C’è questo albero sfuocato in copertina e sullo sfondo un tramonto come raramente vi capiterà di vederne. Ci sono gli indizi di una bellezza sinistra e una pace profonda fuori dalla nostra portata, c’è probabilmente anche il richiamo allo “Spirit of Eden” messo in musica alla fine degli anni ottanta dai Talk Talk benché gli Orcas nel nuovo Yearling scelgano di non perdere mai del tutto il contatto con la dimensione terrestre.
Gli Orcas sono le intelligenze di Benoit Pioulard e Rafael Anton Irisarri – entrambi frequentatori abituali delle mille possibili sfumature della musica elettronica – che con questo nome hanno debuttato nel 2012 pubblicando via disco omonimo la colonna sonora perfetta e struggente per la prossima era glaciale, rispetto alla quale “Yearling” rappresenta un seguito ben più ricco di venature dreamy. Insieme a loro partecipano Martyn Heyne (Efterklang) alle chitarre e pianoforte e Micheal Lerner (Telekinesis) alla batteria, ai cui è riservato il ruolo di dare il giusto corpo di canzone alla sostanza per non perdersi fra i suoni cosmici. Certo il brano d’apertura del nuovo album, “Petrichior”, ha ancora molto a che vedere con l’astrattismo musicale teorizzato da Brian Eno, dove i bordoni e i synth imbastiscono rumori di sottofondo per paesaggi che sono essenzialmente mentali, ma qualcosa di più accade già con “Infinite Stillness”/”Half Light”. La melodia, languida quanto più possibile, emerge in maniera netta in superficie assieme alle chitarre elettriche e acustiche e “Yearling” cambia d’un tratto volto finendo per assomigliare nella sua parte centrale a un disco pop. Definizione ovviamente da prendersi con le molle – l’aggettivo di rito da usare in questo caso è sofisticato – ma la sensibilità cantautorale sa di calore umano e si fa strada fra le suggestioni ambient caratterizzando il suono ad alto tasso emozionale degli Orcas (soprattutto) di oggi. In particolare nei sette minuti di “Selah” e nei successivi cinque di “Capillaries” queste due anime convergono totalmente e la voce a tratti celestiale di Pioulard, insieme agli altri strumenti, abbraccia e lentamente avvolge la trama algida tessuta dai synth. Perfetto. Infine, prima che “Yearling” si concluda con il viaggio drone in solitaria di Irisarri, gli Orcas assestano con “Filament” un ultimo colpo che rimanda decisamente al loro esordio, in cui la voce non è che un respiro solenne e distante che accompagna gli echi metallici di una marcia lugubre, tanto per ribadire che gli Orcas sono assoluti campioni nel creare atmosfere specie se tese o struggenti, non proprio due tizi che si cimentano.

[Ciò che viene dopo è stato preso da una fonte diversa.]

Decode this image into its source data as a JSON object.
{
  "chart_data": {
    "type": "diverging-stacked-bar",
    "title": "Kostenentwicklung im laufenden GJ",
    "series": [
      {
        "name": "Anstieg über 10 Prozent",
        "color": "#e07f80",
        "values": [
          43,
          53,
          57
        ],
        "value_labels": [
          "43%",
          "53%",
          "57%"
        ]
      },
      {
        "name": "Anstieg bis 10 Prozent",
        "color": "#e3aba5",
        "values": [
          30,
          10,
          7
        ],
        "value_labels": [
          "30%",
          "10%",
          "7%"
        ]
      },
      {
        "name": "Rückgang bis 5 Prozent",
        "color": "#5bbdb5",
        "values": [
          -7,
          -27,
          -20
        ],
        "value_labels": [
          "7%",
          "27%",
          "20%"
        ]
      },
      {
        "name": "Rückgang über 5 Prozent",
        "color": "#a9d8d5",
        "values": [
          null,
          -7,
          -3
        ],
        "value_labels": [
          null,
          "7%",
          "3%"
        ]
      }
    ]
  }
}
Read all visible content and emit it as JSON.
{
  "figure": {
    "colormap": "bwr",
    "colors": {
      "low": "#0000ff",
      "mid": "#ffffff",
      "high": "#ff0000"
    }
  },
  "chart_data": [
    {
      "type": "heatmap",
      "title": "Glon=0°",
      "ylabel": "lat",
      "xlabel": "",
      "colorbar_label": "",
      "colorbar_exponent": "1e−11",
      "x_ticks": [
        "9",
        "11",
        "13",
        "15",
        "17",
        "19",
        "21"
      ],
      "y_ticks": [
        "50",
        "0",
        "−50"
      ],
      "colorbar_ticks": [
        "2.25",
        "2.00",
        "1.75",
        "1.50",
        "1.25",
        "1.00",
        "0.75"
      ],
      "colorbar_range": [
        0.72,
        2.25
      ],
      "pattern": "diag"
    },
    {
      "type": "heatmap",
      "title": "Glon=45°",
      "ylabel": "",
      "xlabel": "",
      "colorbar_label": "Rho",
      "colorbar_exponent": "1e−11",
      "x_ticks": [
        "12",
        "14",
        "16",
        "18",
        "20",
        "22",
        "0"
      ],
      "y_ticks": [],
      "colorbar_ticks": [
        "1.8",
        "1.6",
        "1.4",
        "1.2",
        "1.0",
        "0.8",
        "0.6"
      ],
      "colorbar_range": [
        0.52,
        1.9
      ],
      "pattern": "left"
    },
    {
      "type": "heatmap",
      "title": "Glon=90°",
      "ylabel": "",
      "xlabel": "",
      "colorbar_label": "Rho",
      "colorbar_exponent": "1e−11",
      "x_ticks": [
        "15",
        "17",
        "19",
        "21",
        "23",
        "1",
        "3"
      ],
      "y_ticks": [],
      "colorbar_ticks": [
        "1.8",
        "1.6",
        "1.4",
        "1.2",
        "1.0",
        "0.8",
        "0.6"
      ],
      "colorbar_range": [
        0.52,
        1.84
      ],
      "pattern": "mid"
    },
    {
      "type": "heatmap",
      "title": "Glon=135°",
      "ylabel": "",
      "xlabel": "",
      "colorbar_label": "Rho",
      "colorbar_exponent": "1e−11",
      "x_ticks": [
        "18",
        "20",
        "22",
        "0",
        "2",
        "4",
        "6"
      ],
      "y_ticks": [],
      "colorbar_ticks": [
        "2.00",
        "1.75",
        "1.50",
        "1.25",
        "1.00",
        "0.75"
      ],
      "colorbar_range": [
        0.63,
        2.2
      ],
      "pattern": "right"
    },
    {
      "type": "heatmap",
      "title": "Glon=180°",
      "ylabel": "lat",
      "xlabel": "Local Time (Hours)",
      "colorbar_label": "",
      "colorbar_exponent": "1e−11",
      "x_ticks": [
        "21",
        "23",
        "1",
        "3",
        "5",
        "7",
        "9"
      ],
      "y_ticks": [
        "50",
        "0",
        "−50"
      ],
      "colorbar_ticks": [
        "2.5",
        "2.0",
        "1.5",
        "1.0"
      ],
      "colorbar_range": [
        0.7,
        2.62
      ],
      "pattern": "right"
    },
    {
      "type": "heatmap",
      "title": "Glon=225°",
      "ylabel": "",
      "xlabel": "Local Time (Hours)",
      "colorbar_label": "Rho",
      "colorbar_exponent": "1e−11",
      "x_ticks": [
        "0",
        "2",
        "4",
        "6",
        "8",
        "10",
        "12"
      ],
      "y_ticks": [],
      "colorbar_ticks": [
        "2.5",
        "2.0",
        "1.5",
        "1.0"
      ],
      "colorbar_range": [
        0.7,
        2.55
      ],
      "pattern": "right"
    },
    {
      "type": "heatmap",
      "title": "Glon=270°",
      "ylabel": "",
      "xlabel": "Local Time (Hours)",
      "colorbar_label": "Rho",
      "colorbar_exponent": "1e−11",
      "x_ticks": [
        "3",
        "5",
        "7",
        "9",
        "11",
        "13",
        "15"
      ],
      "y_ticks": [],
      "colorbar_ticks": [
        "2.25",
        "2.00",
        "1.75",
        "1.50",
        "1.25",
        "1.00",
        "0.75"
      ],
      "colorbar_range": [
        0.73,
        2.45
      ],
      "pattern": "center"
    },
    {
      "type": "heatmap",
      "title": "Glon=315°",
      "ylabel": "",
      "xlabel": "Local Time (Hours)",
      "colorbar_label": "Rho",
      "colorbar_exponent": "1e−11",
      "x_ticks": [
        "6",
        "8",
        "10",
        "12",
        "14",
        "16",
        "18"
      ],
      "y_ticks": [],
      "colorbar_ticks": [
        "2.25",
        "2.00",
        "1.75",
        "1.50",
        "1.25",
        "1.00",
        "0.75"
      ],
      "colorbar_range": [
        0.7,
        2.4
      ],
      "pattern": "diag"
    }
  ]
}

“Yearling” è un disco pesante di una pesantezza metafisica, accessibile ma mai e poi mai buono per qualunque occasione, spesso bello da lacrimoni ma tutt’altro che di tendenza e per questo probabilmente destinato a frequentare i giradischi dei soli iniziati del genere, gli unici fortunati a venire a conoscenza dell’ultima proposta degli Orcas di enorme interesse e per di più in evoluzione rispetto al passato, tutto sommato acqua fresca nel catalogo Morr Music.